2006 senesinde Bizim Ukrayna grubundan milletvekili seçilen Poroşenko 2007 senesinde Merkez Bankası Başkanı görevine atandı.  Bu görevi 2012 senesine kadar sürdürdü. Paralel olarak Ekim 2009’da Dışişleri Bakanı görevine getirildi, ancak 11 Mart 2010’da kurulan Nikolay Azarov başkanlığındaki hükümet tarafından görevden alındı. Bir süre sonra cumhurbaşkanı seçilen Yanukoviç  Poroşenko’nun ekonomik kafasından yararlanmaya çalıştı. 13 Mart 2012’de Poroşenko Ukrayna’nın Ekonomik Kalkınma ve Ticaret Bakanı görevine atandı, ancak bu görevde de aynı yılın aralık ayına kadar kalabildi. Bazılarına göre, Poroşenko bu görevi kendi “imparatorluğunu”Donetsk lobisinin gazabından kurtarmak için kabul etti. Aralık 2012’de Vinnitsa’dan bağımsız milletvekili seçildi.
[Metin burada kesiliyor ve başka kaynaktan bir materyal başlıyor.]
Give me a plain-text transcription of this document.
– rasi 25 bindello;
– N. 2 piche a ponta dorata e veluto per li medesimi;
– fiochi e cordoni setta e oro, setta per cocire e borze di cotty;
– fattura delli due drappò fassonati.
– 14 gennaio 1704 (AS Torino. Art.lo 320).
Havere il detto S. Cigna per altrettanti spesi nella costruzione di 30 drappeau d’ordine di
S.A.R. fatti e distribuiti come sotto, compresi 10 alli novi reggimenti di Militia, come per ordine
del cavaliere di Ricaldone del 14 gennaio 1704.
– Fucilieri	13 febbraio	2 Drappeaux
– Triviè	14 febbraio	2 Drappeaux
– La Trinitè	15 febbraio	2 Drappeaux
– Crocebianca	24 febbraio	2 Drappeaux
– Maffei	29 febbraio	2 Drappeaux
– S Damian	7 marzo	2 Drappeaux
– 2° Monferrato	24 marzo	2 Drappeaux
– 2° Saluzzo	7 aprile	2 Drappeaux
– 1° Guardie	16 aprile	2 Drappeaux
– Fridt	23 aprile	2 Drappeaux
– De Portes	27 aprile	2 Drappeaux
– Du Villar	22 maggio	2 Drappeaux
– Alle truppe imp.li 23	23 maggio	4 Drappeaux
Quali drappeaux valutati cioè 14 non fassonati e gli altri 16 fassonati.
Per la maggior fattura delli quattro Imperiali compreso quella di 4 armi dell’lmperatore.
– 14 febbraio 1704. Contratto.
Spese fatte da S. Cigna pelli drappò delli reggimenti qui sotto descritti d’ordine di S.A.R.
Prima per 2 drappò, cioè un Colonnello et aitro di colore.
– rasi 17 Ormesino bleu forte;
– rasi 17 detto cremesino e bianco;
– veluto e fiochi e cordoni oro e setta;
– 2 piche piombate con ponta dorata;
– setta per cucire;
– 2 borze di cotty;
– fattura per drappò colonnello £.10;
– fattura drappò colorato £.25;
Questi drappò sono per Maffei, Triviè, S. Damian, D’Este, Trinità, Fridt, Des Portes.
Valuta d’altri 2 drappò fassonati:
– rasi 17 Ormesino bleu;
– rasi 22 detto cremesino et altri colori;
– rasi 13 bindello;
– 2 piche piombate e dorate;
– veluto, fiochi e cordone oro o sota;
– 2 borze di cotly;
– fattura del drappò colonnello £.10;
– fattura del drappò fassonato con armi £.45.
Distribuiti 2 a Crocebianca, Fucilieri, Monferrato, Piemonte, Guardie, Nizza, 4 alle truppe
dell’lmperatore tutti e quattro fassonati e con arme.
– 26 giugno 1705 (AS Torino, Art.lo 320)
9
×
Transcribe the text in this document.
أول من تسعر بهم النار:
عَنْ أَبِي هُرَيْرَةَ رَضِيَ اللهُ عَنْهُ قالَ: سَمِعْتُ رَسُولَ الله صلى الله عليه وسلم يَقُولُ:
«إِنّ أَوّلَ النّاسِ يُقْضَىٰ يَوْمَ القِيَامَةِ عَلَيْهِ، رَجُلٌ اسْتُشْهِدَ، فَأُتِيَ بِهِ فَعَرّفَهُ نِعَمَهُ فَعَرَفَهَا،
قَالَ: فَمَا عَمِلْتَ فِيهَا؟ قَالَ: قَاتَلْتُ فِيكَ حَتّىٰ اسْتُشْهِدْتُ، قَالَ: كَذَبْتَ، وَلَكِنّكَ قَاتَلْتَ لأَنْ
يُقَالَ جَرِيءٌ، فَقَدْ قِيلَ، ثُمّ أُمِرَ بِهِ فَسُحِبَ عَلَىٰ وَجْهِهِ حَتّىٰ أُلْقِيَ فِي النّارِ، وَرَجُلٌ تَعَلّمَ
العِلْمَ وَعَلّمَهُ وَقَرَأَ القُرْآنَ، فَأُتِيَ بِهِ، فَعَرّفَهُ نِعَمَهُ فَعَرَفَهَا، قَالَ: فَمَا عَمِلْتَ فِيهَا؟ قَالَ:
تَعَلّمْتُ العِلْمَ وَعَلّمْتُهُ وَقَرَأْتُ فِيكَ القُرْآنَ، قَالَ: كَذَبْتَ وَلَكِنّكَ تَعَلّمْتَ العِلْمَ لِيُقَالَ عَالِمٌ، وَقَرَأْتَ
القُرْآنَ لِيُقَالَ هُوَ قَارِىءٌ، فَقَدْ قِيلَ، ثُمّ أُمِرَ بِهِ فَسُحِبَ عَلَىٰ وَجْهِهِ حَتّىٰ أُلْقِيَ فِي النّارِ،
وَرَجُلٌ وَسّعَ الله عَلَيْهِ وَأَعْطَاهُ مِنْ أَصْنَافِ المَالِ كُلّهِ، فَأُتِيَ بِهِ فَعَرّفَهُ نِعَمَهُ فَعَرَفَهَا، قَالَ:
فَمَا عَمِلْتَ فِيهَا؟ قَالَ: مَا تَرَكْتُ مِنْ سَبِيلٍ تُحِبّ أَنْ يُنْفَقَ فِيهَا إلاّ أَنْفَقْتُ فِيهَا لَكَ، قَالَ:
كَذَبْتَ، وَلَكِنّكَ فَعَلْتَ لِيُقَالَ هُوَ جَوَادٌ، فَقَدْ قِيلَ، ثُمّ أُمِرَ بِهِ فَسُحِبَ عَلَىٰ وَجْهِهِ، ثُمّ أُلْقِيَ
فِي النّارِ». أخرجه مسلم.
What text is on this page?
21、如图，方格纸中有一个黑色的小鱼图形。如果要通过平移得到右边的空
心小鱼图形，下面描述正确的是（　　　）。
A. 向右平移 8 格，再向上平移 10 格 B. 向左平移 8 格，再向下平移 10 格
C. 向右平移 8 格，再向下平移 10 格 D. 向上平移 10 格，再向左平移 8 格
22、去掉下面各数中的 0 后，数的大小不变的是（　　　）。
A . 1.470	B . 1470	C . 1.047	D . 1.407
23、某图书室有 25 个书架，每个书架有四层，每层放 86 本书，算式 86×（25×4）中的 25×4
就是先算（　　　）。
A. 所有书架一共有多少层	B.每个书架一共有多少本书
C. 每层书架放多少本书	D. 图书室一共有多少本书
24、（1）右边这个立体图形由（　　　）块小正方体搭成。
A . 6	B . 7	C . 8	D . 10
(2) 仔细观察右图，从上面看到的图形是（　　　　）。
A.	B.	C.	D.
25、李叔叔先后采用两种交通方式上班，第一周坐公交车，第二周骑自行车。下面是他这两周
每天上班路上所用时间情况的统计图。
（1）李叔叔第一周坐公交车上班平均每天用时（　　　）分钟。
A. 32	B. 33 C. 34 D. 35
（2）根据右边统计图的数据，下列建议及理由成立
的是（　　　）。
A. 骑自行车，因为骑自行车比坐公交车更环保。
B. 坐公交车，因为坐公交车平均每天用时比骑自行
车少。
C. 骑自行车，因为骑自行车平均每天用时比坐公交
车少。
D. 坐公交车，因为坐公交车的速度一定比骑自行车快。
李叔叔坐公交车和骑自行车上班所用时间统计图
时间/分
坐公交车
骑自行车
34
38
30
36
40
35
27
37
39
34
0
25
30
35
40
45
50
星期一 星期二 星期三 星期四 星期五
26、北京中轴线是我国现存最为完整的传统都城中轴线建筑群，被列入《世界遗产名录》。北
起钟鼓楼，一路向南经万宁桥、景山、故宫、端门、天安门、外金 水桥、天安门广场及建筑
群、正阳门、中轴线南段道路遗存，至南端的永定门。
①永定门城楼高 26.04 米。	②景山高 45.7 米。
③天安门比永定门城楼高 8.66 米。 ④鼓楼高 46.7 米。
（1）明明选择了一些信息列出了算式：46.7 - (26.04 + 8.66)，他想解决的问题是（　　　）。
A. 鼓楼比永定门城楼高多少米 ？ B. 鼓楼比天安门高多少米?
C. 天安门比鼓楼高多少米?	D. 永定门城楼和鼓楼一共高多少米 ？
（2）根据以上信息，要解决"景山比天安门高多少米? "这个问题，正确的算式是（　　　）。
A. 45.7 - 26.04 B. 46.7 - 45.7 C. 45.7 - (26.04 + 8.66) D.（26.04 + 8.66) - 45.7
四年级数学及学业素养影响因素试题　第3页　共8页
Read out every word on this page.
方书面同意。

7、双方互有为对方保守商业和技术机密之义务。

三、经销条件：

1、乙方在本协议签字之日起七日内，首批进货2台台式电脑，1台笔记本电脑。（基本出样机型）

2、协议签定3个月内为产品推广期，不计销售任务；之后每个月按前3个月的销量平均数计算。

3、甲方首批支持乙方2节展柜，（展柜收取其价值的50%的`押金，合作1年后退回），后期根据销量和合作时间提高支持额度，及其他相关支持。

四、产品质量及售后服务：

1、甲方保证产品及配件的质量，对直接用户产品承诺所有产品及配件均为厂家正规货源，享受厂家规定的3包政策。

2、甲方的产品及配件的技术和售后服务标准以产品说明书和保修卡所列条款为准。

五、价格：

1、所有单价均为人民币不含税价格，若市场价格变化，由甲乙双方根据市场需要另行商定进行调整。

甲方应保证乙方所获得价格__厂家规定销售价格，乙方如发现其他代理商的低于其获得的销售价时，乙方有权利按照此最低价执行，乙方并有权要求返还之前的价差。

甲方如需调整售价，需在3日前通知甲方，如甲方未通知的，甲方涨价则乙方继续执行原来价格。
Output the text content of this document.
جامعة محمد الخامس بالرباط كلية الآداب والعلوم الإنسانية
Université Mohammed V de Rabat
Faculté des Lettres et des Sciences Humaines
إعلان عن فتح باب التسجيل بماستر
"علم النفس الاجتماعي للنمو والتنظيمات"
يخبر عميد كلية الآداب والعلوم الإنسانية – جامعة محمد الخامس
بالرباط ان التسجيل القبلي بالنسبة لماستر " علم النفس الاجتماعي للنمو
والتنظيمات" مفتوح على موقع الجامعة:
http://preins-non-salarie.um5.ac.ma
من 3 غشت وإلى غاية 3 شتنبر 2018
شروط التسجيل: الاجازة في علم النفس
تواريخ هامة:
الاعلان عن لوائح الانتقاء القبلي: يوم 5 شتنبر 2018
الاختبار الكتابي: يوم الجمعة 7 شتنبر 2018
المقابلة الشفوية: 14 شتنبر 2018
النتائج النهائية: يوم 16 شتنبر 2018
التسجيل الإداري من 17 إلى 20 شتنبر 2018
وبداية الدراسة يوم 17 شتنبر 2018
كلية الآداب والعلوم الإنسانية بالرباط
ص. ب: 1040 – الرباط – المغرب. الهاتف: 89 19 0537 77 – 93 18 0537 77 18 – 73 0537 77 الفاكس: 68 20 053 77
Her hangi bir parti veya parti grubunda temsilciliği yok.
Medya patronu oldu…
Roshen dışında otomobil ve otobüs fabrikaları, şeker fabrikaları,  tersanesi bulunan Poroşenko ayrıca da medya patronu.  Turuncu devrimin yanı sıra Ukrayna’da geçtiğimiz kasım ayından başlayan meydan harekatının da en önemli sesi olan 5. Kanal halen Poroşenko’ya ait.  2011 senesinde Amerikalı işadamı Jed Sunden’dan KP Media şirketini de alan Poroşenko, ortağı Boris Lojkin’le birlikte Pravda Ukrainı gazetesinin, Korrespondent dergisinin, korrespondent.net, bigmir.net, ricardo.com.ua, novnyar.com.ua, politrog.net sitelerinin, Naşe Radio, Petro FM, Next radyolarının da sahibi.
Halkın gözünde diğer oligarklardan farklı…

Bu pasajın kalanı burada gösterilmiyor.